There’s some beautiful observation around the family, because Ben is in the perfect position to analyse their relationships as an outsider on the inside. Out of her three children, it is Arthur who seems to have her heart and most of her time. Arthur lives in a group home within walking distance for Winnie and even in a pandemic she’s not going to stop taking him the paper, the fruit from the garden or a daily yoghurt. Once a week she spends a good hour cleaning out his electric shaver, which always looks like he’s pruned the garden with it. Arthur had cerebral palsy and had a traumatic birth where Winnie’s pelvis was cut to get him out before he was deprived of any more oxygen. Maybe it’s his vulnerability due to his disability, or that shared traumatic experience right at the start of his life, but Winnie doesn’t seem complete until Arthur is there to look after. The other two children seem to have accepted this arrangement, but there is some underlying resentment, especially when it comes to Winnie forgetting theirs and their children’s birthdays. For Stewart and his family, their far more relaxed way of being clashed with Winnie’s distrust of anyone in bed past 9am, people who have their marmalade more than wafer thin and people who lounge for more than ten minutes without a schedule for their next task.

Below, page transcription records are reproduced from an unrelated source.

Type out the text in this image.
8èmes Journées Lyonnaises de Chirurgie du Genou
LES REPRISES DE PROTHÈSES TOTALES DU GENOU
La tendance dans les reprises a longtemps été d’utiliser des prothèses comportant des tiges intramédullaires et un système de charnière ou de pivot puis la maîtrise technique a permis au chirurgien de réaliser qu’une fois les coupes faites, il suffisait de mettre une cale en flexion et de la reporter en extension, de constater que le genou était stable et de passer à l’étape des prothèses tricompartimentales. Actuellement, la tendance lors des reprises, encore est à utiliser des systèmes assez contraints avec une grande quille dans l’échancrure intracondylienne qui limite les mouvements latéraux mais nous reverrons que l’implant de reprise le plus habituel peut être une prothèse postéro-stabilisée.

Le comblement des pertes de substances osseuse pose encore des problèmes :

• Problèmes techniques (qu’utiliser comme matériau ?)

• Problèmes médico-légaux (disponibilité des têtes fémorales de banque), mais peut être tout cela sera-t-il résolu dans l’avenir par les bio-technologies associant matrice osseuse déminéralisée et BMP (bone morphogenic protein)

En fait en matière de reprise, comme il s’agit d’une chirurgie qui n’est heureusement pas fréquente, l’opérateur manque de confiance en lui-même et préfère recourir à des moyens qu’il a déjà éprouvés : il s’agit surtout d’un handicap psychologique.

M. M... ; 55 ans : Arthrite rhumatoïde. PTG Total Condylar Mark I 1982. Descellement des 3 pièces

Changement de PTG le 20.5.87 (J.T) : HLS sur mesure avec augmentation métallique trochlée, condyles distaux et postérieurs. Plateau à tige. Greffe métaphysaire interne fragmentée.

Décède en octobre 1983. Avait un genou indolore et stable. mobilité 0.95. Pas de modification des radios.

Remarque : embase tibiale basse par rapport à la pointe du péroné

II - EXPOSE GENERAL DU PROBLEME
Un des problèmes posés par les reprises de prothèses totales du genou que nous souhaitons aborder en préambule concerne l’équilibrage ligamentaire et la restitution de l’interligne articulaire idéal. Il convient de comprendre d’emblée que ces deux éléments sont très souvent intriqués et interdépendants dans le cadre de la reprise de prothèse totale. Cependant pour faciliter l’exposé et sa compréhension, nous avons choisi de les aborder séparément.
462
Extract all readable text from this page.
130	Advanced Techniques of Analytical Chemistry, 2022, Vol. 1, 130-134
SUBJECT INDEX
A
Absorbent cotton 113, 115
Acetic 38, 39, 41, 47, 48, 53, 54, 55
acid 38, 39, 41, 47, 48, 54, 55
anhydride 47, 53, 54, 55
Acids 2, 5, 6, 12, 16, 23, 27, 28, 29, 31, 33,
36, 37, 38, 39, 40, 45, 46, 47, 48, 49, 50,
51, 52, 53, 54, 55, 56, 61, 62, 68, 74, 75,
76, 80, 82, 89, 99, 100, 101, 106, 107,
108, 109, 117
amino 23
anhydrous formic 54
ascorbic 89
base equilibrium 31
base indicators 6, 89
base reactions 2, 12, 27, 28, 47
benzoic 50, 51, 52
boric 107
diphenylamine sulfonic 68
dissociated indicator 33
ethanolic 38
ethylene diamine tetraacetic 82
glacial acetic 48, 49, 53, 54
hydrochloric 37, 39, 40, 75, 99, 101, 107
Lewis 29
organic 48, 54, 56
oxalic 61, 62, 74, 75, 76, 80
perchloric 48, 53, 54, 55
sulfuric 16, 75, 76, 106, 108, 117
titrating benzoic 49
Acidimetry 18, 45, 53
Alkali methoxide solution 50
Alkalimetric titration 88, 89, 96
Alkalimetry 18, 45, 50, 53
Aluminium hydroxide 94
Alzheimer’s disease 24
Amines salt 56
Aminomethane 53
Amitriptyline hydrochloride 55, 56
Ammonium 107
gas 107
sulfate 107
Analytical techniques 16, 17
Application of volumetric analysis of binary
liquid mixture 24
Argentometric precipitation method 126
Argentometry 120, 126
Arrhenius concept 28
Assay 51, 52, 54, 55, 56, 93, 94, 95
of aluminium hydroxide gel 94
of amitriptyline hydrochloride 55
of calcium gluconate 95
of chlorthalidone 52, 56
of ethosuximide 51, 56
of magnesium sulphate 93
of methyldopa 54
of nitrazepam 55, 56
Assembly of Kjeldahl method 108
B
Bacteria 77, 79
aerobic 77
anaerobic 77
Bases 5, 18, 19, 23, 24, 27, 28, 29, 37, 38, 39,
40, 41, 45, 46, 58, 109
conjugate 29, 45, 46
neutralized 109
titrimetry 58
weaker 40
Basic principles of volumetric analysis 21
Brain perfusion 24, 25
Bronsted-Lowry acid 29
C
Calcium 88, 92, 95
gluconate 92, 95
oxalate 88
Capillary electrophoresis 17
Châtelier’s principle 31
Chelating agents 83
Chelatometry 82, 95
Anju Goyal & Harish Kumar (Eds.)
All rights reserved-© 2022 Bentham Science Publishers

I guess Winnie is selfish in a lot of ways, she’s not self-aware and really finds it hard to prioritise other people’s way of doing things. Some of her habits would have driven me to distraction, particularly her ability to pick up new tasks just as it’s time to leave the house. Even after making a plan she could leave her housemate waiting for hours because the roses needed deadheading. My other half has a similar ability to be doing one thing, cooking tea for example, then pick up a second job that didn’t need prioritising, such as reprogramming the TV channels or syncing the car with his new phone, often leaving tea to burn to a cinder. So I felt Ben’s pain, but also understood the deep connection he started to form with this formidable woman. I feared what would happen when the arrangement came to an end and I found the ending so poignant. Ben’s feeling that he knows this person better than anyone, that her idiosyncrasies are just that and not a sign of something more sinister is beautiful considering where they started. A deep friendship and respect has formed, despite their difference in age and outlook. The pandemic and it’s lockdowns have bonded them in a way that couldn’t have happened at any other time. We fall in love with the Winnie he sees, without rose-tinted spectacles or sentimentality, and I think that’s the greatest compliment he could have given her.

Published by Icon Books 10th March 2022

Meet The Author

Ben Aitken was born under Thatcher, grew to 6ft then stopped, and is an Aquarius. He followed Bill Bryson around the UK for Dear Bill Bryson: Footnotes from a Small Island (2015) then moved to Poland to understand why everyone was leaving. A Chip Shop in Poznan: My Unlikely Year in Poland (2019) is the fruit of that unusual migration. For The Gran Tour: Travels with my Elders (2020), the author went on six package coach holidays – Scarborough, Llandudno, Lake Como et al – with people twice or thrice his age in order to see what they had to say for themselves and to narrow the generation gap a notch. The Marmalade Diaries (2022) is the story of an unlikely friendship during an unlikely time, and stems from the author’s decision to move in with an 85 year old widow ten days before a national lockdown.